To prolong the life—and effectiveness—of your garden tools, you will want to give them a little TLC now and again. Here's what you need to do.
You will need:
- Paint thinner (also called mineral spirits)
- Rubber gloves
- A few rags
- Fine steel wool (#000)
- A stiff wire brush
- Three-in-One oil and vegetable oil
- 120-grit sandpape
- Boiled linseed oil (you buy it boiled; raw linseed oil takes about nine months to dry)
- A sharpening stone, a flat file and a round file
Secateurs, shears and loppers
If tools are really dirty and rusty, take them apart; use steel wool and a cloth rag saturated with paint thinner to clean blades, removing all traces of sap and plant debris. Buff away rust and stubborn spots with steel wool.
When blades are clean, use a sharpening stone to remove small nicks and restore their keen edge. Most sharpening stones have a coarse side and a fine side. You may have to lubricate the stone with oil or water first—check instructions.
After wetting the coarse side of the stone, which is used first, set it on a flat surface and run the length of the bevel—the part of the blade that angles toward the cutting edge—across the stone, away from you (photo 1), sweeping the entire blade across the stone in one smooth motion. Eight or nine complete passes should be enough. Now add water or oil to the fine side, and finish the blade with five or six sweeps across it.
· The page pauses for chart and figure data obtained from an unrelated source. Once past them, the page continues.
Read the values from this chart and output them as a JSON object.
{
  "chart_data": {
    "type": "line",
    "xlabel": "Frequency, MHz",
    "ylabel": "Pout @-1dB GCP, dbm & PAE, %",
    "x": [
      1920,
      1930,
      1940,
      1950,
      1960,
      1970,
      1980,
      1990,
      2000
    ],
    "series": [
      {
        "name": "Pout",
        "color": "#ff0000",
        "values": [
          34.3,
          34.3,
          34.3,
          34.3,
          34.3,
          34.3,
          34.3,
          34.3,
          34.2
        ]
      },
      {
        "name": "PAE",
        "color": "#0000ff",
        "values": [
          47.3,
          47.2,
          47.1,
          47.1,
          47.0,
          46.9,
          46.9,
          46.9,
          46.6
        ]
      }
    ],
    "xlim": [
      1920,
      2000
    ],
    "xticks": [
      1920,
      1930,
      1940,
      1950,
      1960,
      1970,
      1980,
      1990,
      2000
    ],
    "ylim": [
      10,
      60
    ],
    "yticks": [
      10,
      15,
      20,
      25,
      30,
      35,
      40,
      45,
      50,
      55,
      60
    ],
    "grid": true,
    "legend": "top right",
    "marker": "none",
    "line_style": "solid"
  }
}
Before reassembling the tool, work a couple of drops of Three-in-One oil into hard-to-get-at spots—such as the inside faces of the blades where they bolt together. Then, once assembled, coat blades with a thin layer of vegetable oil to prevent rusting.
If the tool's handles are made of unfinished wood (though most today are made of moulded plastic), use sandpaper to remove dirt and small splinters; then use a rag to coat them with boiled linseed oil, to keep them from drying out and cracking.
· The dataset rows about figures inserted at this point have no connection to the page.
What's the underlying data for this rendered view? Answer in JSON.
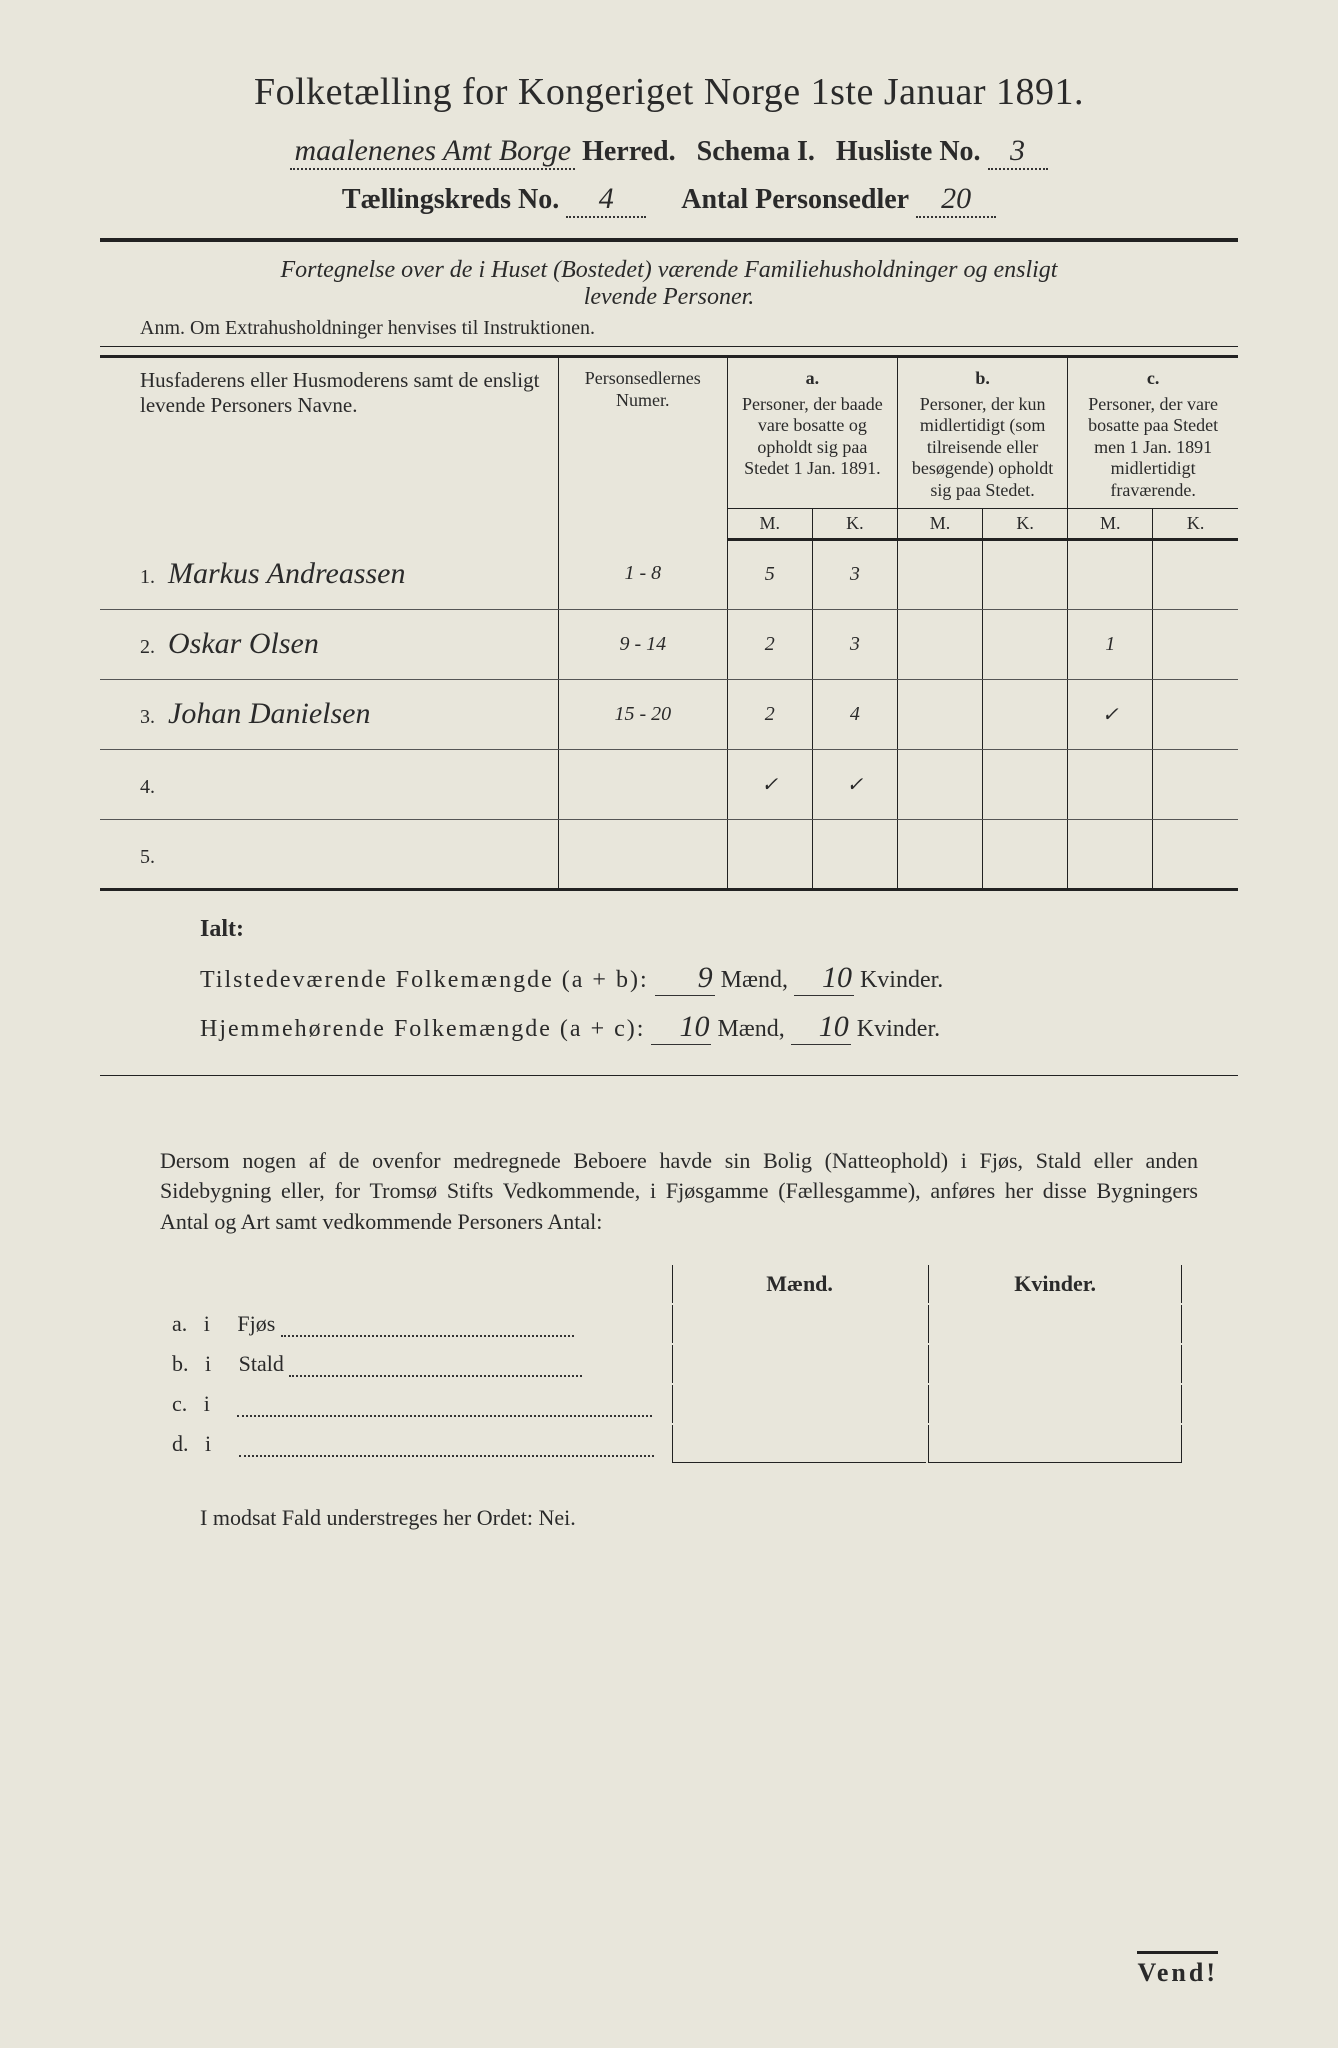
{
  "header": {
    "title": "Folketælling for Kongeriget Norge 1ste Januar 1891.",
    "amt_herred": "maalenenes Amt Borge",
    "herred_label": "Herred.",
    "schema_label": "Schema I.",
    "husliste_label": "Husliste No.",
    "husliste_no": "3",
    "kreds_label": "Tællingskreds No.",
    "kreds_no": "4",
    "antal_label": "Antal Personsedler",
    "antal_no": "20"
  },
  "fortegnelse": {
    "line1": "Fortegnelse over de i Huset (Bostedet) værende Familiehusholdninger og ensligt",
    "line2": "levende Personer.",
    "anm": "Anm. Om Extrahusholdninger henvises til Instruktionen."
  },
  "table": {
    "head_name": "Husfaderens eller Husmoderens samt de ensligt levende Personers Navne.",
    "head_num": "Personsedlernes Numer.",
    "head_a": "a.",
    "head_a_text": "Personer, der baade vare bosatte og opholdt sig paa Stedet 1 Jan. 1891.",
    "head_b": "b.",
    "head_b_text": "Personer, der kun midlertidigt (som tilreisende eller besøgende) opholdt sig paa Stedet.",
    "head_c": "c.",
    "head_c_text": "Personer, der vare bosatte paa Stedet men 1 Jan. 1891 midlertidigt fraværende.",
    "m": "M.",
    "k": "K.",
    "rows": [
      {
        "num": "1.",
        "name": "Markus Andreassen",
        "psedler": "1 - 8",
        "am": "5",
        "ak": "3",
        "bm": "",
        "bk": "",
        "cm": "",
        "ck": ""
      },
      {
        "num": "2.",
        "name": "Oskar Olsen",
        "psedler": "9 - 14",
        "am": "2",
        "ak": "3",
        "bm": "",
        "bk": "",
        "cm": "1",
        "ck": ""
      },
      {
        "num": "3.",
        "name": "Johan Danielsen",
        "psedler": "15 - 20",
        "am": "2",
        "ak": "4",
        "bm": "",
        "bk": "",
        "cm": "✓",
        "ck": ""
      },
      {
        "num": "4.",
        "name": "",
        "psedler": "",
        "am": "✓",
        "ak": "✓",
        "bm": "",
        "bk": "",
        "cm": "",
        "ck": ""
      },
      {
        "num": "5.",
        "name": "",
        "psedler": "",
        "am": "",
        "ak": "",
        "bm": "",
        "bk": "",
        "cm": "",
        "ck": ""
      }
    ]
  },
  "ialt": {
    "label": "Ialt:",
    "line1_label": "Tilstedeværende Folkemængde (a + b):",
    "line1_m": "9",
    "line1_k": "10",
    "line2_label": "Hjemmehørende Folkemængde (a + c):",
    "line2_m": "10",
    "line2_k": "10",
    "maend": "Mænd,",
    "kvinder": "Kvinder."
  },
  "dersom": {
    "text": "Dersom nogen af de ovenfor medregnede Beboere havde sin Bolig (Natteophold) i Fjøs, Stald eller anden Sidebygning eller, for Tromsø Stifts Vedkommende, i Fjøsgamme (Fællesgamme), anføres her disse Bygningers Antal og Art samt vedkommende Personers Antal:"
  },
  "bolig": {
    "maend": "Mænd.",
    "kvinder": "Kvinder.",
    "rows": [
      {
        "label": "a.",
        "i": "i",
        "type": "Fjøs"
      },
      {
        "label": "b.",
        "i": "i",
        "type": "Stald"
      },
      {
        "label": "c.",
        "i": "i",
        "type": ""
      },
      {
        "label": "d.",
        "i": "i",
        "type": ""
      }
    ]
  },
  "modsat": "I modsat Fald understreges her Ordet: Nei.",
  "vend": "Vend!"
}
If the handles are painted, lightly sand them to remove dirt and splinters and rough up the existing finish; apply a fresh coat of oil-based paint—preferably in a bright colour, so tools are easy to spot in the garden.
Stay in shape
To keep your tools in good shape throughout the season, thrust shovels and secateurs (any instrument with blades) in a bucket of sand and vegetable oil to clean and lubricate them after every use.
The mixture should be about one part oil to five parts sand and have the texture of oatmeal. Be sure to insert the blades only, however, as the oil-sand mixture may stain the handles and will make rubber grips extremely slippery.